The Brand Worship Industry



There is actually something quite creepy about 'communities' of camera owners hanging around internet forums patting each other on the back because they all own the same brand of photographic gear. A bit like Windsor and Newton fans slagging off Loew-Cornell users and writing lengthy analyses about the merits of sable versus squirrel. (Paintbrushes) And there is a whole industry developing around it, which seems to have very little to do with photography. There are usually two varieties, one with the manners of a wolf pack and the other like some sewing circle on bromide. Several have been 'franchised' and the template is applied to several different brands, often with the same people running them.

So what's this all about? Just another of those "He's having a pop at someone again.' posts? Well, I thought I'd try to explain the two seemingly contradictory posts I wrote about whether m4/3 cameras can (or not) be professional cameras. The reason for the two posts is I have both points of view. Now this either makes me ultra sophisticated with the ability to handle opposing concepts or an indecisive ditherer. I'll leave that up to you. But the point is that of all the nonsenses of the internet, this is the one that annoys me the most. To me these camera supporters clubs are ridiculous and in many ways anti-photographic, because they ascribe a value to whatever camera and lenses people use way beyond what they deserve. They also make the very act of camera ownership more important than taking pictures and place the announcing, reviewing, purchasing and owning of photographic gear at the centre of these communities and the sole reason for their existence rather than treating it as a tool, a means to an end and something that is of interest solely because of what it can achieve.

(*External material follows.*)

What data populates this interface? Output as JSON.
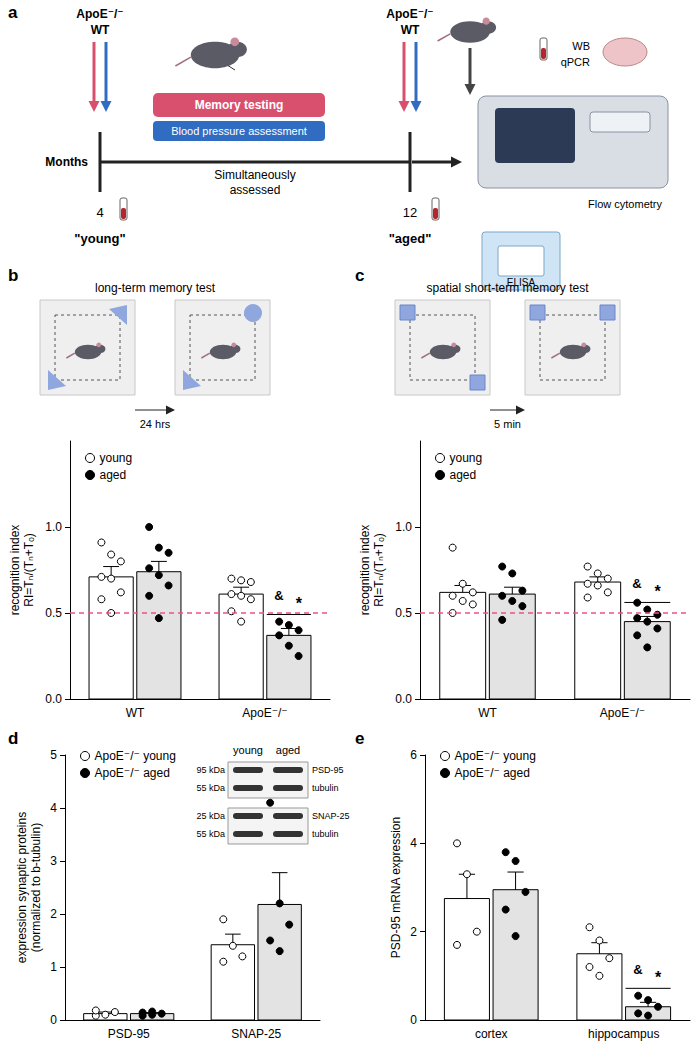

So, the situation is not as one person commented on Google+, that there are four different people writing this blog! I'm afraid it's not that interesting, it's just me grappling with indecision, doubt and an ongoing debate about what I like using as opposed to what I think I should be using. And under all circumstances, all of that confusion is because I'm trying to produce the best images I can. And what I'm not trying to do is own the camera system that gets the highest approval rating from my fellow fans. 

There's the old apocryphal story of the burning house and the amateur photographer rushing back to save his cameras and the professional battling through the flames to save his pictures. I will admit that in the same situation I would attempt to save both, but on the brand worshipping sites there is no doubt what the majority of the contributors would choose to save. That is assuming, of course, that they had actually taken any pictures with their precious gear that they thought were worth saving.